Thousands of Taliban militants are on high alert in eight Panjshir provinces overnight, according to local witnesses who spoke out on condition of anonymity, fearing for his safety. Taliban spokesman Zabihullah Mujahid told the media on Monday that Panjshir was now under Taliban insurgency.
The anti-Taliban forces were led by former vice-president Amrullah Saleh, so the son of Taliban activist Ahmad Shah Massoud, who was killed a few days before the 9/11 terrorist attacks among us.
Meanwhile in the northern province of Balkh, at least four planes have been hired to evacuate several hundred people who want to evacuate the Taliban take Afghanistan for days that have failed to travel the country for days, officials said on Sunday. they fled.
An Afghan official at the airport in the city of Mazar-e-Sharif, the capital, said the would-be passengers were Afghan people, most of whom did not have passports or visas, so they could not leave the country. . Speaking on condition of anonymity because he was not authorized to speak to reporters, he said they had left the airport while things were being prepared.
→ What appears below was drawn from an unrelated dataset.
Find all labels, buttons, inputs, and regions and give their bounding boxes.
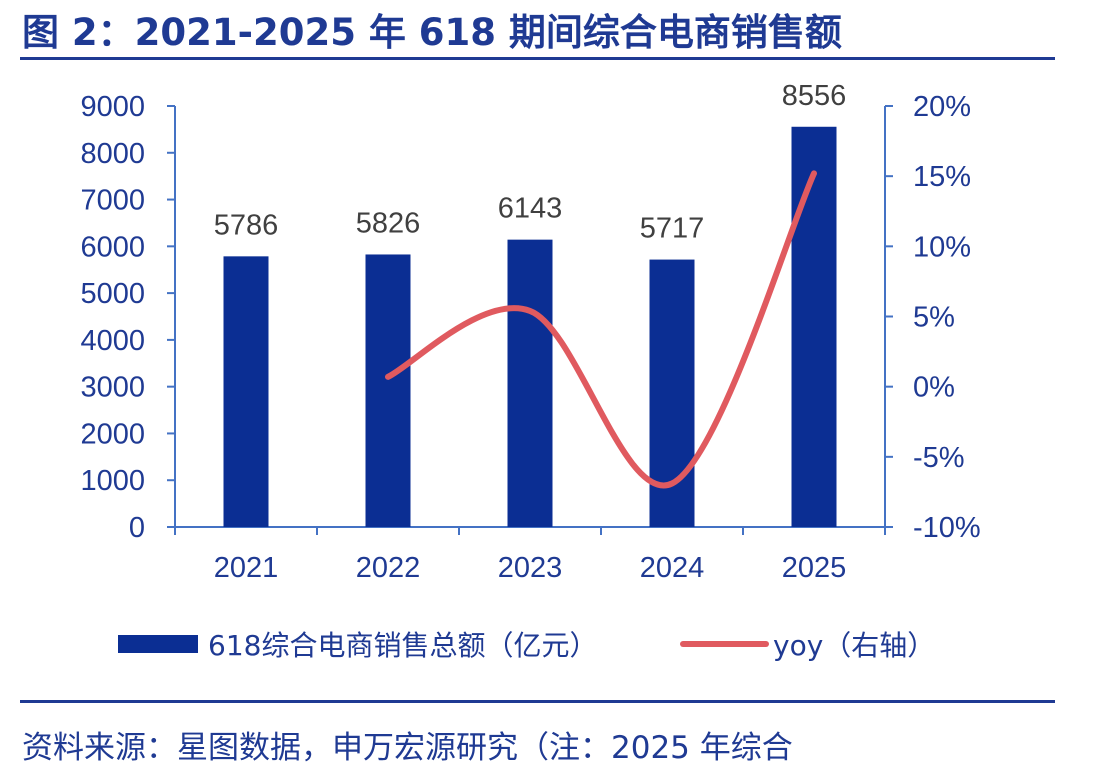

A senior Republican on the United States House of Representatives Foreign Affairs Committee, however, said the group was occupied by Americans and that they were sitting on planes, but the Taliban were not allowing them to leave, "deliberately holding them hostage." Lawyer Michael McCaul of Texas told "Fox News Sunday" that Americans and Afghan translators were detained on six planes.
McCaul did not say where this information came from and it would not have been possible immediately to link the 2 accounts.
The last days of the 20-year US war in Afghanistan have been marked by a horrific plane at Kabul airport to release tens of thousands of people - Americans and their allies - who have long feared, given the history of Taliban oppression, especially women. When the last American troops left on August 30, however, many were left behind.